1. Applying with outstanding debts
- Creditors can block your application and potentially take legal action.
2. Forgetting HMRC
- Failing to inform HMRC can lead to penalties or delays.
3. Leaving assets in the company
- Any remaining assets will be lost to the Crown after dissolution.
4. Missing filing deadlines
- Even dormant companies must stay compliant until closure is complete.
5. Using the wrong closure method
- If your company has assets or debts, a strike-off may not be appropriate.
Clarke Bell can help
If you are considering closing your dormant company, let Clarke Bell help. We have three decades of experience in helping Directors find the best methods for closing their companies, and we can do the same for you. Contact us today for your free and confidential advice, and find out exactly what we can do for you.

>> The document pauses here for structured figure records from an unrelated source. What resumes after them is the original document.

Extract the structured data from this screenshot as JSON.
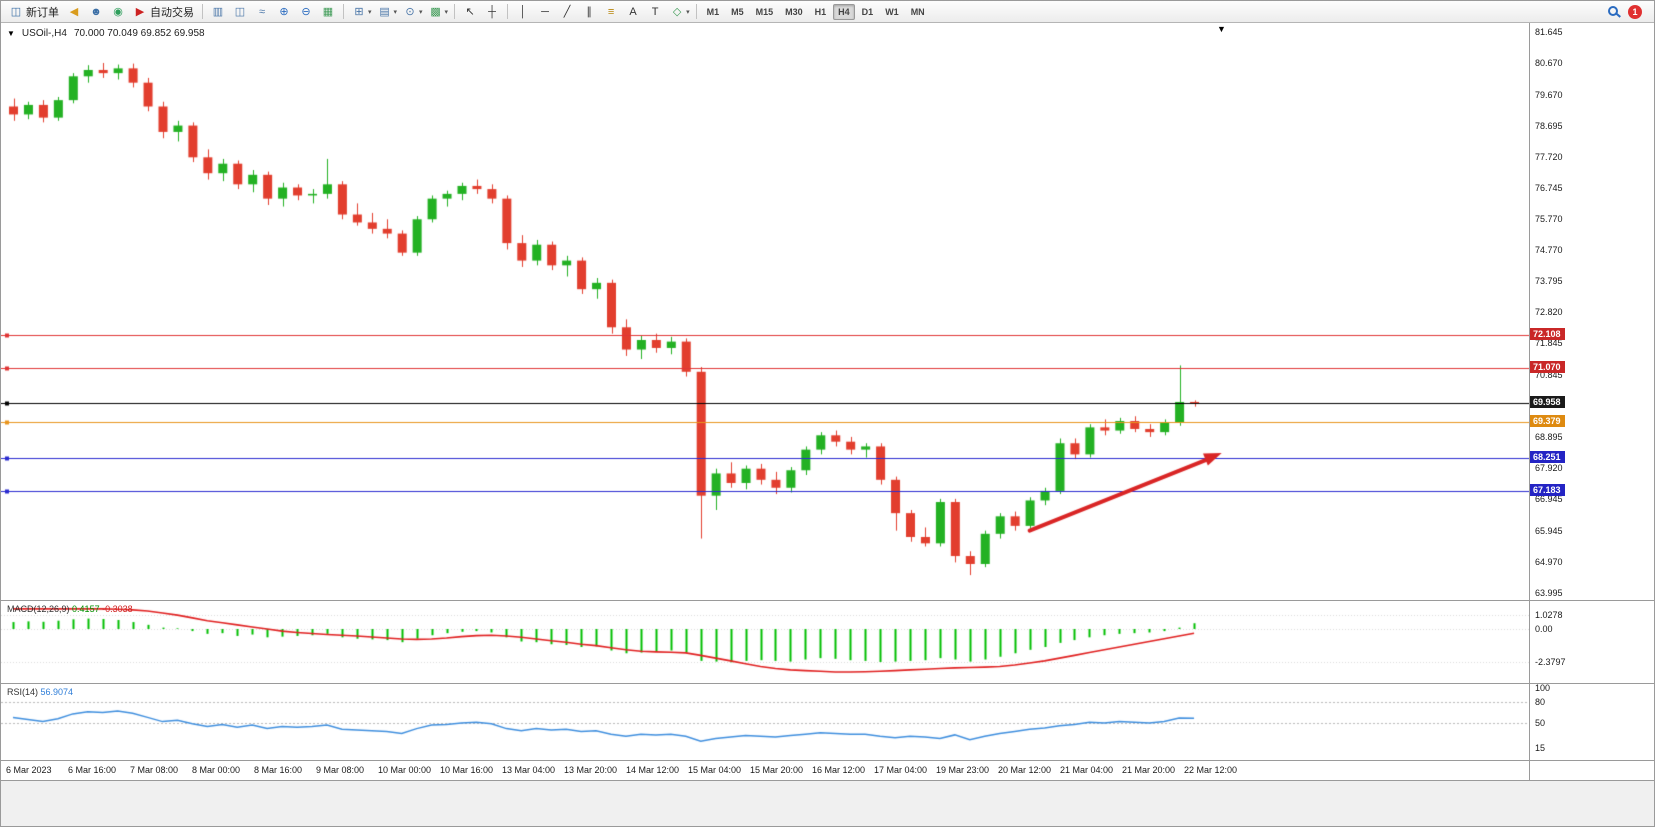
{
  "toolbar": {
    "caret_glyph": "▾",
    "notification_count": "1",
    "timeframes": [
      "M1",
      "M5",
      "M15",
      "M30",
      "H1",
      "H4",
      "D1",
      "W1",
      "MN"
    ],
    "active_timeframe": "H4",
    "items": [
      {
        "kind": "button",
        "name": "new-order-button",
        "icon_name": "new-order-icon",
        "glyph": "◫",
        "color": "#3a6ea5",
        "label": "新订单"
      },
      {
        "kind": "icon",
        "name": "news-horn-icon",
        "glyph": "◀",
        "color": "#d99c1e"
      },
      {
        "kind": "icon",
        "name": "profile-icon",
        "glyph": "☻",
        "color": "#3a6ea5"
      },
      {
        "kind": "icon",
        "name": "community-icon",
        "glyph": "◉",
        "color": "#2e9e5b"
      },
      {
        "kind": "button",
        "name": "autotrading-button",
        "icon_name": "autotrading-icon",
        "glyph": "▶",
        "color": "#cc2222",
        "label": "自动交易"
      },
      {
        "kind": "sep"
      },
      {
        "kind": "icon",
        "name": "bar-chart-icon",
        "glyph": "▥",
        "color": "#4a76a8"
      },
      {
        "kind": "icon",
        "name": "candlestick-chart-icon",
        "glyph": "◫",
        "color": "#4a76a8"
      },
      {
        "kind": "icon",
        "name": "line-chart-icon",
        "glyph": "≈",
        "color": "#4a76a8"
      },
      {
        "kind": "icon",
        "name": "zoom-in-icon",
        "glyph": "⊕",
        "color": "#2a6bc0"
      },
      {
        "kind": "icon",
        "name": "zoom-out-icon",
        "glyph": "⊖",
        "color": "#2a6bc0"
      },
      {
        "kind": "icon",
        "name": "tile-windows-icon",
        "glyph": "▦",
        "color": "#3f9b57"
      },
      {
        "kind": "sep"
      },
      {
        "kind": "icon",
        "name": "new-chart-icon",
        "glyph": "⊞",
        "color": "#4a76a8",
        "caret": true
      },
      {
        "kind": "icon",
        "name": "profiles-icon",
        "glyph": "▤",
        "color": "#4a76a8",
        "caret": true
      },
      {
        "kind": "icon",
        "name": "periods-icon",
        "glyph": "⊙",
        "color": "#4a76a8",
        "caret": true
      },
      {
        "kind": "icon",
        "name": "indicators-icon",
        "glyph": "▩",
        "color": "#3f9b57",
        "caret": true
      },
      {
        "kind": "sep"
      },
      {
        "kind": "icon",
        "name": "cursor-icon",
        "glyph": "↖",
        "color": "#333333"
      },
      {
        "kind": "icon",
        "name": "crosshair-icon",
        "glyph": "┼",
        "color": "#333333"
      },
      {
        "kind": "sep"
      },
      {
        "kind": "icon",
        "name": "vertical-line-icon",
        "glyph": "│",
        "color": "#333333"
      },
      {
        "kind": "icon",
        "name": "horizontal-line-icon",
        "glyph": "─",
        "color": "#333333"
      },
      {
        "kind": "icon",
        "name": "trendline-icon",
        "glyph": "╱",
        "color": "#333333"
      },
      {
        "kind": "icon",
        "name": "equidistant-channel-icon",
        "glyph": "∥",
        "color": "#333333"
      },
      {
        "kind": "icon",
        "name": "fibonacci-icon",
        "glyph": "≡",
        "color": "#b8860b"
      },
      {
        "kind": "icon",
        "name": "text-icon",
        "glyph": "A",
        "color": "#333333"
      },
      {
        "kind": "icon",
        "name": "text-label-icon",
        "glyph": "T",
        "color": "#333333"
      },
      {
        "kind": "icon",
        "name": "arrows-icon",
        "glyph": "◇",
        "color": "#3f9b57",
        "caret": true
      },
      {
        "kind": "sep"
      },
      {
        "kind": "timeframes"
      },
      {
        "kind": "spacer"
      },
      {
        "kind": "search"
      },
      {
        "kind": "badge"
      }
    ]
  },
  "chart": {
    "title": "USOil-,H4",
    "ohlc": "70.000 70.049 69.852 69.958",
    "window_caret": "▼",
    "scroll_marker": "▼"
  },
  "macd": {
    "name": "MACD(12,26,9)",
    "value_main": "0.4157",
    "value_signal": "-0.3038",
    "axis_labels": [
      "1.0278",
      "0.00",
      "-2.3797"
    ]
  },
  "rsi": {
    "name": "RSI(14)",
    "value": "56.9074",
    "axis_labels": [
      "100",
      "80",
      "50",
      "15"
    ],
    "levels": [
      80,
      50
    ]
  },
  "chart_data": {
    "type": "candlestick",
    "symbol": "USOil-",
    "timeframe": "H4",
    "colors": {
      "up": "#23b123",
      "down": "#e23e2e"
    },
    "price_axis_labels": [
      "81.645",
      "80.670",
      "79.670",
      "78.695",
      "77.720",
      "76.745",
      "75.770",
      "74.770",
      "73.795",
      "72.820",
      "71.845",
      "70.845",
      "68.895",
      "67.920",
      "66.945",
      "65.945",
      "64.970",
      "63.995"
    ],
    "hlines": [
      {
        "price": 72.108,
        "label": "72.108",
        "color": "#e03434",
        "box_color": "#c92727"
      },
      {
        "price": 71.07,
        "label": "71.070",
        "color": "#e03434",
        "box_color": "#c92727"
      },
      {
        "price": 69.958,
        "label": "69.958",
        "color": "#000000",
        "box_color": "#1a1a1a"
      },
      {
        "price": 69.379,
        "label": "69.379",
        "color": "#e8941c",
        "box_color": "#de8a10"
      },
      {
        "price": 68.251,
        "label": "68.251",
        "color": "#2a2ad0",
        "box_color": "#2424c4"
      },
      {
        "price": 67.183,
        "label": "67.183",
        "color": "#2a2ad0",
        "box_color": "#2424c4"
      }
    ],
    "trend_arrow": {
      "from_bar": 68,
      "from_price": 65.95,
      "to_bar": 80.6,
      "to_price": 68.35,
      "color": "#d92525",
      "width": 4
    },
    "time_labels": [
      "6 Mar 2023",
      "6 Mar 16:00",
      "7 Mar 08:00",
      "8 Mar 00:00",
      "8 Mar 16:00",
      "9 Mar 08:00",
      "10 Mar 00:00",
      "10 Mar 16:00",
      "13 Mar 04:00",
      "13 Mar 20:00",
      "14 Mar 12:00",
      "15 Mar 04:00",
      "15 Mar 20:00",
      "16 Mar 12:00",
      "17 Mar 04:00",
      "19 Mar 23:00",
      "20 Mar 12:00",
      "21 Mar 04:00",
      "21 Mar 20:00",
      "22 Mar 12:00"
    ],
    "candles": [
      [
        79.3,
        79.55,
        78.85,
        79.05
      ],
      [
        79.05,
        79.45,
        78.9,
        79.35
      ],
      [
        79.35,
        79.5,
        78.8,
        78.95
      ],
      [
        78.95,
        79.6,
        78.85,
        79.5
      ],
      [
        79.5,
        80.35,
        79.4,
        80.25
      ],
      [
        80.25,
        80.6,
        80.05,
        80.45
      ],
      [
        80.45,
        80.67,
        80.2,
        80.35
      ],
      [
        80.35,
        80.62,
        80.15,
        80.5
      ],
      [
        80.5,
        80.65,
        79.9,
        80.05
      ],
      [
        80.05,
        80.2,
        79.15,
        79.3
      ],
      [
        79.3,
        79.45,
        78.3,
        78.5
      ],
      [
        78.5,
        78.85,
        78.2,
        78.7
      ],
      [
        78.7,
        78.8,
        77.55,
        77.7
      ],
      [
        77.7,
        77.95,
        77.0,
        77.2
      ],
      [
        77.2,
        77.65,
        76.95,
        77.5
      ],
      [
        77.5,
        77.6,
        76.7,
        76.85
      ],
      [
        76.85,
        77.3,
        76.6,
        77.15
      ],
      [
        77.15,
        77.25,
        76.2,
        76.4
      ],
      [
        76.4,
        76.9,
        76.15,
        76.75
      ],
      [
        76.75,
        76.85,
        76.35,
        76.5
      ],
      [
        76.5,
        76.7,
        76.25,
        76.55
      ],
      [
        76.55,
        77.65,
        76.4,
        76.85
      ],
      [
        76.85,
        76.95,
        75.75,
        75.9
      ],
      [
        75.9,
        76.25,
        75.55,
        75.65
      ],
      [
        75.65,
        75.95,
        75.3,
        75.45
      ],
      [
        75.45,
        75.75,
        75.15,
        75.3
      ],
      [
        75.3,
        75.4,
        74.6,
        74.7
      ],
      [
        74.7,
        75.85,
        74.6,
        75.75
      ],
      [
        75.75,
        76.5,
        75.65,
        76.4
      ],
      [
        76.4,
        76.65,
        76.15,
        76.55
      ],
      [
        76.55,
        76.9,
        76.35,
        76.8
      ],
      [
        76.8,
        77.0,
        76.55,
        76.7
      ],
      [
        76.7,
        76.85,
        76.25,
        76.4
      ],
      [
        76.4,
        76.5,
        74.8,
        75.0
      ],
      [
        75.0,
        75.25,
        74.25,
        74.45
      ],
      [
        74.45,
        75.1,
        74.3,
        74.95
      ],
      [
        74.95,
        75.05,
        74.15,
        74.3
      ],
      [
        74.3,
        74.6,
        73.95,
        74.45
      ],
      [
        74.45,
        74.55,
        73.4,
        73.55
      ],
      [
        73.55,
        73.9,
        73.25,
        73.75
      ],
      [
        73.75,
        73.85,
        72.15,
        72.35
      ],
      [
        72.35,
        72.6,
        71.45,
        71.65
      ],
      [
        71.65,
        72.1,
        71.35,
        71.95
      ],
      [
        71.95,
        72.15,
        71.55,
        71.7
      ],
      [
        71.7,
        72.05,
        71.5,
        71.9
      ],
      [
        71.9,
        72.0,
        70.8,
        70.95
      ],
      [
        70.95,
        71.1,
        65.7,
        67.05
      ],
      [
        67.05,
        67.9,
        66.6,
        67.75
      ],
      [
        67.75,
        68.1,
        67.3,
        67.45
      ],
      [
        67.45,
        68.0,
        67.25,
        67.9
      ],
      [
        67.9,
        68.05,
        67.4,
        67.55
      ],
      [
        67.55,
        67.8,
        67.1,
        67.3
      ],
      [
        67.3,
        67.95,
        67.15,
        67.85
      ],
      [
        67.85,
        68.6,
        67.7,
        68.5
      ],
      [
        68.5,
        69.05,
        68.35,
        68.95
      ],
      [
        68.95,
        69.1,
        68.6,
        68.75
      ],
      [
        68.75,
        68.9,
        68.35,
        68.5
      ],
      [
        68.5,
        68.7,
        68.25,
        68.6
      ],
      [
        68.6,
        68.7,
        67.4,
        67.55
      ],
      [
        67.55,
        67.65,
        65.95,
        66.5
      ],
      [
        66.5,
        66.6,
        65.6,
        65.75
      ],
      [
        65.75,
        66.05,
        65.45,
        65.55
      ],
      [
        65.55,
        66.95,
        65.45,
        66.85
      ],
      [
        66.85,
        66.95,
        64.95,
        65.15
      ],
      [
        65.15,
        65.3,
        64.55,
        64.9
      ],
      [
        64.9,
        65.95,
        64.8,
        65.85
      ],
      [
        65.85,
        66.5,
        65.7,
        66.4
      ],
      [
        66.4,
        66.55,
        65.95,
        66.1
      ],
      [
        66.1,
        67.0,
        66.0,
        66.9
      ],
      [
        66.9,
        67.3,
        66.75,
        67.2
      ],
      [
        67.2,
        68.85,
        67.1,
        68.7
      ],
      [
        68.7,
        68.85,
        68.2,
        68.35
      ],
      [
        68.35,
        69.3,
        68.25,
        69.2
      ],
      [
        69.2,
        69.45,
        68.95,
        69.1
      ],
      [
        69.1,
        69.5,
        69.0,
        69.4
      ],
      [
        69.4,
        69.55,
        69.05,
        69.15
      ],
      [
        69.15,
        69.3,
        68.9,
        69.05
      ],
      [
        69.05,
        69.45,
        68.95,
        69.35
      ],
      [
        69.35,
        71.15,
        69.25,
        70.0
      ],
      [
        70.0,
        70.049,
        69.852,
        69.958
      ]
    ],
    "macd": {
      "histogram_color": "#00be00",
      "signal_color": "#e02020",
      "histogram": [
        0.5,
        0.55,
        0.52,
        0.6,
        0.7,
        0.75,
        0.72,
        0.65,
        0.5,
        0.3,
        0.1,
        0.05,
        -0.15,
        -0.35,
        -0.3,
        -0.5,
        -0.4,
        -0.6,
        -0.55,
        -0.5,
        -0.45,
        -0.35,
        -0.6,
        -0.7,
        -0.75,
        -0.8,
        -0.95,
        -0.7,
        -0.45,
        -0.3,
        -0.2,
        -0.15,
        -0.25,
        -0.6,
        -0.9,
        -0.95,
        -1.1,
        -1.15,
        -1.3,
        -1.25,
        -1.55,
        -1.75,
        -1.7,
        -1.6,
        -1.55,
        -1.7,
        -2.3,
        -2.35,
        -2.4,
        -2.3,
        -2.25,
        -2.3,
        -2.35,
        -2.2,
        -2.1,
        -2.15,
        -2.25,
        -2.3,
        -2.38,
        -2.35,
        -2.3,
        -2.25,
        -2.1,
        -2.2,
        -2.35,
        -2.2,
        -2.0,
        -1.75,
        -1.5,
        -1.3,
        -1.0,
        -0.8,
        -0.6,
        -0.45,
        -0.35,
        -0.3,
        -0.25,
        -0.15,
        0.1,
        0.4157
      ],
      "signal": [
        1.45,
        1.45,
        1.45,
        1.45,
        1.45,
        1.45,
        1.45,
        1.42,
        1.38,
        1.3,
        1.15,
        1.0,
        0.8,
        0.6,
        0.45,
        0.3,
        0.15,
        0.0,
        -0.15,
        -0.25,
        -0.33,
        -0.4,
        -0.45,
        -0.5,
        -0.58,
        -0.65,
        -0.72,
        -0.75,
        -0.72,
        -0.65,
        -0.55,
        -0.48,
        -0.45,
        -0.5,
        -0.6,
        -0.72,
        -0.85,
        -0.95,
        -1.1,
        -1.2,
        -1.35,
        -1.5,
        -1.6,
        -1.65,
        -1.68,
        -1.72,
        -1.9,
        -2.1,
        -2.3,
        -2.5,
        -2.7,
        -2.85,
        -2.95,
        -3.0,
        -3.05,
        -3.1,
        -3.1,
        -3.08,
        -3.05,
        -3.0,
        -2.95,
        -2.9,
        -2.85,
        -2.8,
        -2.78,
        -2.75,
        -2.7,
        -2.6,
        -2.45,
        -2.3,
        -2.1,
        -1.9,
        -1.7,
        -1.5,
        -1.3,
        -1.1,
        -0.9,
        -0.7,
        -0.5,
        -0.3038
      ]
    },
    "rsi": {
      "color": "#3e8ede",
      "values": [
        58,
        55,
        52,
        56,
        63,
        66,
        65,
        67,
        64,
        58,
        52,
        54,
        49,
        45,
        48,
        44,
        47,
        42,
        45,
        44,
        45,
        47,
        41,
        40,
        39,
        38,
        35,
        42,
        47,
        48,
        50,
        51,
        49,
        42,
        39,
        42,
        40,
        41,
        38,
        39,
        34,
        31,
        34,
        33,
        34,
        31,
        24,
        28,
        30,
        32,
        31,
        30,
        32,
        34,
        36,
        35,
        34,
        34,
        31,
        29,
        31,
        30,
        28,
        33,
        26,
        31,
        35,
        38,
        41,
        43,
        46,
        48,
        51,
        50,
        52,
        51,
        50,
        52,
        57,
        56.9
      ]
    }
  }
}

Contact us today to arrange a free consultation with one of our experienced advisers.
Frequently asked questions
Can I close a dormant company myself?
Yes, if the company has no debts and meets the criteria for strike-off. Speak to your accountant if you have any queries about it.
Do I need to pay tax when closing a dormant company?
Usually not, but you must ensure all tax obligations are settled before closure. Your accountant will be able to advise you about this.
How do you notify HMRC that a company has stopped trading?
You notify HMRC that a company has stopped trading by submitting a final Corporation Tax return (CT600) and marking it as the final return. This should include final accounts covering the last trading period and confirm the date the company ceased trading.
What happens if I don’t close a dormant company?
You must continue filing accounts and statements, or risk penalties and eventual compulsory strike-off.
Can a dissolved company be restored?
Yes, but the process can be complex and costly.